Jordan delivers an Emirati convict to his country

Jordan delivers an Emirati convict to his country
Jordan delivers an Emirati convict to his country

The UAE announced, on Wednesday, that it had received from Jordan an Emirati citizen with Turkish citizenship, who had been sentenced in absentia for ten years to 15 years in prison on charges of establishing an organization affiliated with the Muslim Brotherhood.

The Emirates News Agency, WAM, said that the UAE had received from the Jordanian authorities the “terrorist Khalaf Abd al-Rahman Hamid al-Rumaithi,” who was among 69 people linked to the Muslim Brotherhood who were sentenced by the Federal Supreme Court in the Emirates, in July 2013, to imprisonment between 7 and 15 years on charges of Creation of a secret organization aimed at overthrowing the regime.

At the time, human rights organizations, including Human Rights Watch, Amnesty International and the Gulf Center for Human Rights, considered their conviction “unfair”, noting that they had only exercised their right to freely express themselves.

On May 7, Al-Rumaithi (58 years old) was stopped at Amman airport while trying to enter Jordan from Turkey. He has been in exile since his conviction, using his Turkish passport, according to an arrest warrant issued by the Jordanian police at the request of the UAE. He was later released on bail and allowed to enter Jordan, according to what his lawyers told Human Rights Watch.

The next day, four plainclothes police officers arrested Al-Rumaithi while he was sitting with a friend in an Amman café. Jordanian police later raided his hotel room and confiscated his bags, clothes and electronic devices, according to his lawyer.

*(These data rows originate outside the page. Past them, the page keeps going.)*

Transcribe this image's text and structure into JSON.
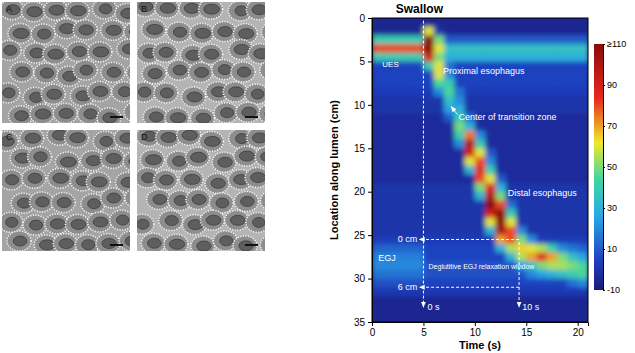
{
  "chart_data": {
    "type": "heatmap",
    "title": "Swallow",
    "x_label": "Time (s)",
    "y_label": "Location along lumen (cm)",
    "xlim": [
      0,
      21
    ],
    "xticks": [
      0,
      5,
      10,
      15,
      20
    ],
    "ylim": [
      0,
      35
    ],
    "yticks": [
      0,
      5,
      10,
      15,
      20,
      25,
      30,
      35
    ],
    "x_bins": [
      0,
      1,
      2,
      3,
      4,
      5,
      6,
      7,
      8,
      9,
      10,
      11,
      12,
      13,
      14,
      15,
      16,
      17,
      18,
      19,
      20,
      21
    ],
    "y_bins": [
      0,
      1,
      2,
      3,
      4,
      5,
      6,
      7,
      8,
      9,
      10,
      11,
      12,
      13,
      14,
      15,
      16,
      17,
      18,
      19,
      20,
      21,
      22,
      23,
      24,
      25,
      26,
      27,
      28,
      29,
      30,
      31,
      32,
      33,
      34,
      35
    ],
    "cells": [
      [
        -5,
        -5,
        -5,
        -5,
        -5,
        -5,
        -5,
        -5,
        -5,
        -5,
        -5,
        -5,
        -5,
        -5,
        -5,
        -5,
        -5,
        -5,
        -5,
        -5,
        -5
      ],
      [
        -5,
        -5,
        -5,
        -5,
        -5,
        60,
        0,
        -5,
        -5,
        -5,
        -5,
        -5,
        -5,
        -5,
        -5,
        -5,
        -5,
        -5,
        -5,
        -5,
        -5
      ],
      [
        40,
        40,
        40,
        40,
        40,
        120,
        50,
        10,
        10,
        10,
        10,
        10,
        10,
        10,
        10,
        10,
        10,
        10,
        10,
        10,
        10
      ],
      [
        80,
        80,
        80,
        80,
        80,
        120,
        60,
        35,
        35,
        35,
        35,
        35,
        35,
        35,
        35,
        35,
        35,
        35,
        35,
        35,
        35
      ],
      [
        40,
        40,
        40,
        40,
        40,
        90,
        50,
        30,
        30,
        30,
        30,
        30,
        30,
        30,
        30,
        30,
        30,
        30,
        30,
        30,
        30
      ],
      [
        5,
        5,
        5,
        5,
        5,
        40,
        60,
        15,
        5,
        5,
        5,
        5,
        5,
        5,
        5,
        5,
        5,
        5,
        5,
        5,
        5
      ],
      [
        5,
        5,
        5,
        5,
        5,
        5,
        60,
        20,
        5,
        5,
        5,
        5,
        5,
        5,
        5,
        5,
        5,
        5,
        5,
        5,
        5
      ],
      [
        5,
        5,
        5,
        5,
        5,
        5,
        45,
        40,
        5,
        5,
        5,
        5,
        5,
        5,
        5,
        5,
        5,
        5,
        5,
        5,
        5
      ],
      [
        3,
        3,
        3,
        3,
        3,
        3,
        20,
        45,
        15,
        3,
        3,
        3,
        3,
        3,
        3,
        3,
        3,
        3,
        3,
        3,
        3
      ],
      [
        0,
        0,
        0,
        0,
        0,
        0,
        0,
        35,
        20,
        0,
        0,
        0,
        0,
        0,
        0,
        0,
        0,
        0,
        0,
        0,
        0
      ],
      [
        0,
        0,
        0,
        0,
        0,
        0,
        0,
        25,
        30,
        0,
        0,
        0,
        0,
        0,
        0,
        0,
        0,
        0,
        0,
        0,
        0
      ],
      [
        -3,
        -3,
        -3,
        -3,
        -3,
        -3,
        -3,
        10,
        40,
        15,
        -3,
        -3,
        -3,
        -3,
        -3,
        -3,
        -3,
        -3,
        -3,
        -3,
        -3
      ],
      [
        -3,
        -3,
        -3,
        -3,
        -3,
        -3,
        -3,
        -3,
        50,
        30,
        -3,
        -3,
        -3,
        -3,
        -3,
        -3,
        -3,
        -3,
        -3,
        -3,
        -3
      ],
      [
        -3,
        -3,
        -3,
        -3,
        -3,
        -3,
        -3,
        -3,
        40,
        75,
        20,
        -3,
        -3,
        -3,
        -3,
        -3,
        -3,
        -3,
        -3,
        -3,
        -3
      ],
      [
        -3,
        -3,
        -3,
        -3,
        -3,
        -3,
        -3,
        -3,
        20,
        100,
        40,
        -3,
        -3,
        -3,
        -3,
        -3,
        -3,
        -3,
        -3,
        -3,
        -3
      ],
      [
        -3,
        -3,
        -3,
        -3,
        -3,
        -3,
        -3,
        -3,
        -3,
        90,
        60,
        10,
        -3,
        -3,
        -3,
        -3,
        -3,
        -3,
        -3,
        -3,
        -3
      ],
      [
        -3,
        -3,
        -3,
        -3,
        -3,
        -3,
        -3,
        -3,
        -3,
        60,
        80,
        20,
        -3,
        -3,
        -3,
        -3,
        -3,
        -3,
        -3,
        -3,
        -3
      ],
      [
        -3,
        -3,
        -3,
        -3,
        -3,
        -3,
        -3,
        -3,
        -3,
        30,
        85,
        40,
        -3,
        -3,
        -3,
        -3,
        -3,
        -3,
        -3,
        -3,
        -3
      ],
      [
        -3,
        -3,
        -3,
        -3,
        -3,
        -3,
        -3,
        -3,
        -3,
        -3,
        80,
        60,
        10,
        -3,
        -3,
        -3,
        -3,
        -3,
        -3,
        -3,
        -3
      ],
      [
        0,
        0,
        0,
        0,
        0,
        0,
        0,
        0,
        0,
        0,
        50,
        85,
        30,
        0,
        0,
        0,
        0,
        0,
        0,
        0,
        0
      ],
      [
        0,
        0,
        0,
        0,
        0,
        0,
        0,
        0,
        0,
        0,
        30,
        100,
        50,
        0,
        0,
        0,
        0,
        0,
        0,
        0,
        0
      ],
      [
        0,
        0,
        0,
        0,
        0,
        0,
        0,
        0,
        0,
        0,
        0,
        110,
        80,
        15,
        0,
        0,
        0,
        0,
        0,
        0,
        0
      ],
      [
        0,
        0,
        0,
        0,
        0,
        0,
        0,
        0,
        0,
        0,
        0,
        90,
        115,
        40,
        0,
        0,
        0,
        0,
        0,
        0,
        0
      ],
      [
        0,
        0,
        0,
        0,
        0,
        0,
        0,
        0,
        0,
        0,
        0,
        60,
        115,
        60,
        0,
        0,
        0,
        0,
        0,
        0,
        0
      ],
      [
        0,
        0,
        0,
        0,
        0,
        0,
        0,
        0,
        0,
        0,
        0,
        30,
        100,
        80,
        20,
        0,
        0,
        0,
        0,
        0,
        0
      ],
      [
        3,
        3,
        3,
        3,
        3,
        3,
        3,
        3,
        3,
        3,
        3,
        3,
        70,
        80,
        50,
        20,
        3,
        3,
        3,
        3,
        3
      ],
      [
        12,
        12,
        12,
        12,
        12,
        5,
        5,
        5,
        5,
        5,
        5,
        5,
        30,
        55,
        65,
        60,
        55,
        40,
        20,
        15,
        12
      ],
      [
        18,
        18,
        18,
        18,
        18,
        5,
        5,
        5,
        5,
        5,
        5,
        5,
        5,
        30,
        55,
        70,
        85,
        70,
        50,
        35,
        25
      ],
      [
        20,
        20,
        20,
        20,
        20,
        8,
        8,
        8,
        8,
        8,
        8,
        8,
        8,
        8,
        25,
        35,
        50,
        55,
        55,
        50,
        45
      ],
      [
        15,
        15,
        15,
        15,
        15,
        8,
        8,
        8,
        8,
        8,
        8,
        8,
        8,
        8,
        8,
        20,
        25,
        30,
        35,
        40,
        45
      ],
      [
        8,
        8,
        8,
        8,
        8,
        5,
        5,
        5,
        5,
        5,
        5,
        5,
        5,
        5,
        5,
        5,
        5,
        5,
        5,
        15,
        20
      ],
      [
        2,
        2,
        2,
        2,
        2,
        2,
        2,
        2,
        2,
        2,
        2,
        2,
        2,
        2,
        2,
        2,
        2,
        2,
        2,
        2,
        2
      ],
      [
        -5,
        -5,
        -5,
        -5,
        -5,
        -5,
        -5,
        -5,
        -5,
        -5,
        -5,
        -5,
        -5,
        -5,
        -5,
        -5,
        -5,
        -5,
        -5,
        -5,
        -5
      ],
      [
        -5,
        -5,
        -5,
        -5,
        -5,
        -5,
        -5,
        -5,
        -5,
        -5,
        -5,
        -5,
        -5,
        -5,
        -5,
        -5,
        -5,
        -5,
        -5,
        -5,
        -5
      ],
      [
        -5,
        -5,
        -5,
        -5,
        -5,
        -5,
        -5,
        -5,
        -5,
        -5,
        -5,
        -5,
        -5,
        -5,
        -5,
        -5,
        -5,
        -5,
        -5,
        -5,
        -5
      ]
    ],
    "colorbar": {
      "range": [
        -10,
        110
      ],
      "ticks": [
        -10,
        10,
        30,
        50,
        70,
        90,
        {
          "value": 110,
          "label": "≥110"
        }
      ]
    },
    "annotations": [
      "UES",
      "Proximal esophagus",
      "Center of transition zone",
      "Distal esophagus",
      "EGJ",
      "0 cm",
      "6 cm",
      "0 s",
      "10 s",
      "Deglutitive EGJ relaxation window"
    ]
  },
  "micrographs": {
    "panels": [
      "A",
      "B",
      "C",
      "D"
    ]
  }
}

The UAE Ministry of Foreign Affairs has not yet responded to a request for comment on the Human Rights Watch statement, according to Reuters.

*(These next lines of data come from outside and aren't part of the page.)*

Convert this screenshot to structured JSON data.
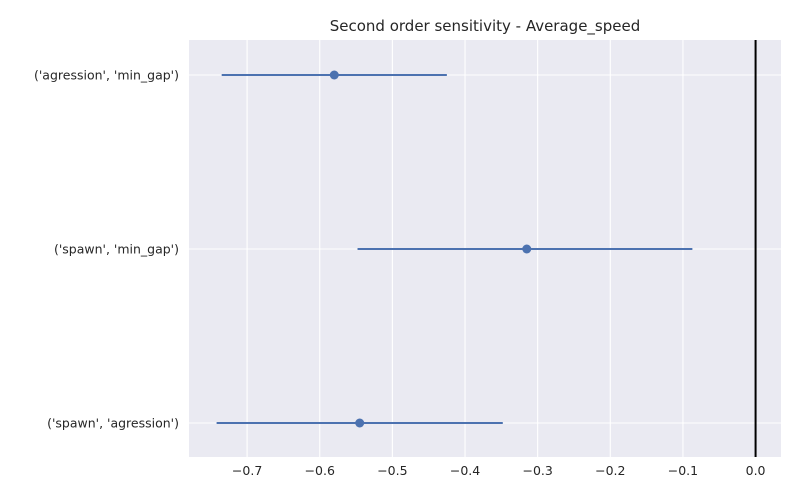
{
  "chart_data": {
    "type": "scatter",
    "title": "Second order sensitivity  -  Average_speed",
    "xlabel": "",
    "ylabel": "",
    "xlim": [
      -0.78,
      0.035
    ],
    "xticks": [
      -0.7,
      -0.6,
      -0.5,
      -0.4,
      -0.3,
      -0.2,
      -0.1,
      0.0
    ],
    "xtick_labels": [
      "−0.7",
      "−0.6",
      "−0.5",
      "−0.4",
      "−0.3",
      "−0.2",
      "−0.1",
      "0.0"
    ],
    "categories": [
      "('agression', 'min_gap')",
      "('spawn', 'min_gap')",
      "('spawn', 'agression')"
    ],
    "values": [
      -0.58,
      -0.315,
      -0.545
    ],
    "ci_low": [
      -0.735,
      -0.548,
      -0.742
    ],
    "ci_high": [
      -0.425,
      -0.087,
      -0.348
    ],
    "reference_line_x": 0.0,
    "grid": true,
    "colors": {
      "background": "#eaeaf2",
      "grid": "#ffffff",
      "series": "#4c72b0",
      "reference": "#000000"
    }
  }
}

On May 9, during a session attended by lawyers with Al-Rumaithi, a Jordanian court canceled his bail, ordered his transfer to prison, and presented a copy of the extradition request to the UAE. His lawyers say they have not been able to contact him since.

In 2013, the UAE prosecuted 94 people belonging to or supporting the banned “Society for Reform and Social Guidance” linked to the Muslim Brotherhood movement, which is classified as “terrorist” in the Emirates, in a case known as the “UAE 94”. At the end of the trial, 69 defendants, including Al-Rumaithi, were convicted of “belonging to an illegal secret organization and plotting against the country’s regime,” while acquitting 25 other defendants in the same case, including 13 women.

And according to what was stated on the Emirates News Agency, on Wednesday, “Al-Rumaithi will be re-tried again” in accordance with the provisions of UAE law.

The agency stated that the procedures for Al-Rumaithi’s extradition took place in accordance with “the agreements concluded on legal and judicial cooperation of the Council of Arab Interior Ministers concerned with the prosecution of criminals fleeing criminal justice in Arab countries.”

On the other hand, Human Rights Watch says that the Jordanian constitution prohibits the extradition of “political refugees” on the basis of “their political principles or their defense of freedom.”